I have worked at Defenders of Wildlife to conserve and recover Florida manatees for nearly two decades. And after a lot of devastating news recently about this vulnerable species, I was thrilled to see a healthy-looking manatee while I was on a walk in my neighborhood. I enjoy seeing manatees, sea turtles, dolphins, birds and other wildlife at every opportunity near my home in St. Petersburg on a manmade island in Tampa Bay that is accessible by several bridges. I make an effort to walk four to five times a week along the shoreline and across some of the bridges where I often see wildlife.
I recently saw a manatee near a bridge less than a 10-minute walk from where I live. I was absorbed in my thoughts when I heard a manatee let out a big exhale. When I stopped to look, there it was—and I could actually hear it happily munching on the floating vegetation. It was about 10 feet from the seawall, so I stopped and took a few photographs.
Seeing this large, handsome, healthy manatee made my week! When I got home, I sent the images to some manatee experts at the Florida Fish and Wildlife Conservation Commission. They confirmed that the manatee, which they had records of in the Florida Manatee Photo Identification Database, is TB505, also known as “Remarkable.”
First sighted in December 2006, Remarkable is well-known in the Tampa Bay area. As evident in my photographs, Remarkable has a large dorsal trunk scar that was fresh in February 2009—in fact, the manatee was named for her remarkable recovery after suffering an incredibly deep wound from a boat collision. While facing a gauntlet of threats, the ability of these animals to heal is truly amazing. Propellers and boat hulls inflict serious or mortal wounds, and most manatees have a pattern of scars on their backs or tails after surviving collisions with boats. These scars are a major way researchers are able to identify individual manatees.

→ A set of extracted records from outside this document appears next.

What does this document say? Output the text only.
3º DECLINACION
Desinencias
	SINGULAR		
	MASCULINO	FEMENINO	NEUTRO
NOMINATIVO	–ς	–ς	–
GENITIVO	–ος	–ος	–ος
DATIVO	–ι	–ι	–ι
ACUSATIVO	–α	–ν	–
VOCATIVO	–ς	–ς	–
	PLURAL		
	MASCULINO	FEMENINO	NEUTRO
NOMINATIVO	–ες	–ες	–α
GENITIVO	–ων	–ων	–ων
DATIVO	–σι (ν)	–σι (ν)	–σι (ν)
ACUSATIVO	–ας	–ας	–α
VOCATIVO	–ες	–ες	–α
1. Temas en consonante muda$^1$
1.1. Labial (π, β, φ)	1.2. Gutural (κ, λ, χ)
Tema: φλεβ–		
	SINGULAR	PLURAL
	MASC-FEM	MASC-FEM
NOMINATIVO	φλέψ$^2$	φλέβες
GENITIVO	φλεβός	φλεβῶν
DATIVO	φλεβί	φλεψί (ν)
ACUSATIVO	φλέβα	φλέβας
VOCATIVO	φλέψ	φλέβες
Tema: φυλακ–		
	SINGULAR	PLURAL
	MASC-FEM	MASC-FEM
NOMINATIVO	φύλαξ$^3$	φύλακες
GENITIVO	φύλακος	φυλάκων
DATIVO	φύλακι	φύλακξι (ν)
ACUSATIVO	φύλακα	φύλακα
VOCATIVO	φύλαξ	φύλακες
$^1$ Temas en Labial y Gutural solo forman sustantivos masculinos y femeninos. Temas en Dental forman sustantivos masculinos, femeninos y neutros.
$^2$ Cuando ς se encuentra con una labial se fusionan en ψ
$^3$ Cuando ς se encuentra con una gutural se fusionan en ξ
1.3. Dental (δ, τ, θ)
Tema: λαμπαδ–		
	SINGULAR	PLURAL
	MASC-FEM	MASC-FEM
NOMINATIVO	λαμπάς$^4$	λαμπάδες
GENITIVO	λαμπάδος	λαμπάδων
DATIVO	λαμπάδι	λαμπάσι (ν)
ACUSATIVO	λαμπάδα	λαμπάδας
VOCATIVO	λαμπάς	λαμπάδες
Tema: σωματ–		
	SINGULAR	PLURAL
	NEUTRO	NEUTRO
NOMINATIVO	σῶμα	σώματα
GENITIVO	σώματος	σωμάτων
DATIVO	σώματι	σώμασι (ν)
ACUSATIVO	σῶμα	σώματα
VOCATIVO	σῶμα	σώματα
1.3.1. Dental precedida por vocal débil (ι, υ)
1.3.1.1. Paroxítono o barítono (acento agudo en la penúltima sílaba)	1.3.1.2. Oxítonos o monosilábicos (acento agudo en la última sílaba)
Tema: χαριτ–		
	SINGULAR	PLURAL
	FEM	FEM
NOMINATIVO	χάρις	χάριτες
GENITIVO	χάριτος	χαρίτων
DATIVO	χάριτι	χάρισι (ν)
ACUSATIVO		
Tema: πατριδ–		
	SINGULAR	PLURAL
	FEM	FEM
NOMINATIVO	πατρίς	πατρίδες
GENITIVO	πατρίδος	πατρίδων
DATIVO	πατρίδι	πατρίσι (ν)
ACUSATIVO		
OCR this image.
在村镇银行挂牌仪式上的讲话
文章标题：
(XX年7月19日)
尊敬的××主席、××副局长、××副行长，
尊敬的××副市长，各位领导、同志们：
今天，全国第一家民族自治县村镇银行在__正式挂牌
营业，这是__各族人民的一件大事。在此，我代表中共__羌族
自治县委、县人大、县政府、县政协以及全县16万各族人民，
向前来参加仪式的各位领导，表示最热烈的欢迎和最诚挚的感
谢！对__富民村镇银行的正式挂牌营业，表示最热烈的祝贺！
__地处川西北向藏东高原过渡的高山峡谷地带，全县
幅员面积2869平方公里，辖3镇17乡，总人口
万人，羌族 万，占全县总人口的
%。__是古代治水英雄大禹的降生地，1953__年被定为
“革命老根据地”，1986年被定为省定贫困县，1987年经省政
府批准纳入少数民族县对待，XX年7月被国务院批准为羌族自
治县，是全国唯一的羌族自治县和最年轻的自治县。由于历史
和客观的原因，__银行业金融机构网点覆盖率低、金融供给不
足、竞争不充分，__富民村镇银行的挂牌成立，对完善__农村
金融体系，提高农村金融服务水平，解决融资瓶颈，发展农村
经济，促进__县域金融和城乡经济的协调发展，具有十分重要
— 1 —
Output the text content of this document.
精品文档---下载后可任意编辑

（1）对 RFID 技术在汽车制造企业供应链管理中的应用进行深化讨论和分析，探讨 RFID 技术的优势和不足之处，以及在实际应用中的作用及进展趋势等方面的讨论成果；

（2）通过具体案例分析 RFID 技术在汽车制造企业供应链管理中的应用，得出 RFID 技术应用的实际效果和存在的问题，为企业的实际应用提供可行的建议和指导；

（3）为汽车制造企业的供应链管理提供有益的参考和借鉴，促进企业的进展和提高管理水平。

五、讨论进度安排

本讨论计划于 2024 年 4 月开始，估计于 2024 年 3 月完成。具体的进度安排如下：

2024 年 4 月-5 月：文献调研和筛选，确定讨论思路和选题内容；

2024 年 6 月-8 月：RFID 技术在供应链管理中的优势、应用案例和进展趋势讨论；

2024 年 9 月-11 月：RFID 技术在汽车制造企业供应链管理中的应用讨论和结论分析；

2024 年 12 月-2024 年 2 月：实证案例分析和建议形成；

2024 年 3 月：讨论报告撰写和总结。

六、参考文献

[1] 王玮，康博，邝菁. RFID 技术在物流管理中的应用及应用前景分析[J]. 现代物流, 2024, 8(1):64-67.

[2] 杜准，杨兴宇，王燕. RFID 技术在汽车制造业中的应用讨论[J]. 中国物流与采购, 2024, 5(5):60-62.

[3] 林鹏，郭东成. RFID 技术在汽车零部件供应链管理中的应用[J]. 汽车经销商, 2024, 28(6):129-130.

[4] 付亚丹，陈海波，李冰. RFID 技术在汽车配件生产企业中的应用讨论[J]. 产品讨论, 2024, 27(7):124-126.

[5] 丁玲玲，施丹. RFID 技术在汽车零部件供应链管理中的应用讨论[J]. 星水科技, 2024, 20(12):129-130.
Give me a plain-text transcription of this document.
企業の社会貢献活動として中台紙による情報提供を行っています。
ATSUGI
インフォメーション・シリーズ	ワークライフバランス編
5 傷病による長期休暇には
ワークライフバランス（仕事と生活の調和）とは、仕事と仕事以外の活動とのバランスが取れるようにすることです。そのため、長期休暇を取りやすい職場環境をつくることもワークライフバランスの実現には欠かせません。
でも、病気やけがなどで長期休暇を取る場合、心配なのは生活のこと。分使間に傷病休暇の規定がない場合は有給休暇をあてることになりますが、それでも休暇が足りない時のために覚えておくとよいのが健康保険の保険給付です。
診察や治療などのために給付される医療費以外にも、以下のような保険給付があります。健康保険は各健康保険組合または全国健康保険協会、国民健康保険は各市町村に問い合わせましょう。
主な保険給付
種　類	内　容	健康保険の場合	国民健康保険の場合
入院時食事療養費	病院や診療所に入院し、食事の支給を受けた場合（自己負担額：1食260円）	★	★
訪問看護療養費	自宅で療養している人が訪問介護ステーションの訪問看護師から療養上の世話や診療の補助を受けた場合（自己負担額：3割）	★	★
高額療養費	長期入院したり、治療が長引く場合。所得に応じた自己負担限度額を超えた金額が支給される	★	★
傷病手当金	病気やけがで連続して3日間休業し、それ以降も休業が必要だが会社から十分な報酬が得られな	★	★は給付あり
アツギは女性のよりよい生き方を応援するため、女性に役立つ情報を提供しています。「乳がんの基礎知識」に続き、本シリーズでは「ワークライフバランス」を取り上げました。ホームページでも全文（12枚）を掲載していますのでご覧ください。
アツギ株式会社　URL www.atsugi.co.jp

Prior to my recent sighting in January, Remarkable had last been spotted on December 3, 2021, at the Duke Energy Bartow Power Plant in St Petersburg. Over the course of her sighting history, she has been seen at the Bartow plant and at the Tampa Electric Company (TECO) Big Bend Power Plant in Apollo Beach. (TECO has a manatee viewing center that can be accessed online.)
While it’s always exciting to observe a manatee, it’s a shame to have to see them in the shadow of a power plant. Future availability of warm water habitat remains a serious challenge to long-term manatee conservation, as around 60% of the manatee population has become dependent on artificial sources of warm water.
The failure or closure of electric plants could mean death for many of these manatees, which may only know these locations as an escape from cooler winter waters. These discharge canals are designated manatee sanctuaries because they are so critical to the species’ survival; some power plants host over a thousand manatees during cold weather events—2,500 have been counted at the Cape Canaveral Energy Center on especially cold days—making them extremely vulnerable in the event of a power failure or outbreak of disease. Power plants and other artificial sources of warm water are uncertain and are not sustainable for future generations, so it is imperative that we protect natural manatee habitat, including travel corridors and foraging and resting areas.
A record number of manatees – more than 1,100 – died in 2021, with many of these deaths attributable to pollution of manatee habitat. More than half of these deaths were on the Atlantic coast in the Indian River Lagoon, which provides both prime year-round manatee foraging habitat and vital warm-water habitat in winter. Hundreds of manatees died of starvation in the lagoon because of the loss of seagrass beds to nutrient pollution.
Defenders has been working tirelessly to protect and restore essential manatee habitat, reduce boat strikes and help people coexist to make waters safer for manatees to travel, feed, rest and mate. On February 1, Defenders of Wildlife, the Center for Biological Diversity and Save the Manatee Club filed a lawsuit against the U.S. Fish and Wildlife Service for failing to revise outdated critical habitat for Florida manatees.
I never thought I’d see a time where in less than one year, after decades of conservation progress, we lost more than 10% of the Florida manatee population. Without immediate action, the unprecedented manatee deaths of 2021 could become an annual occurrence. The U.S. Fish and Wildlife Service must prioritize stopping these preventable deaths before recovery of the species is set back even further.
My hope is that if we take action now, I’ll continue to see Remarkable and other healthy manatees thriving in the waterways near my home and across the state for years to come.
You can take action by showing Florida Governor DeSantis that you support for restoring the Great Florida Riverway. Restoring this system of rivers and springs will provide hundreds of manatees with unimpeded access to essential, natural warm-water habitat with abundant food in the Ocklawaha River, its springs and the Silver River. Restoring the Great Florida Riverway holds remarkable promise for people and manatees alike; and in the face of the current crisis, the time is now to employ all tools available to support a brighter future for Florida manatees.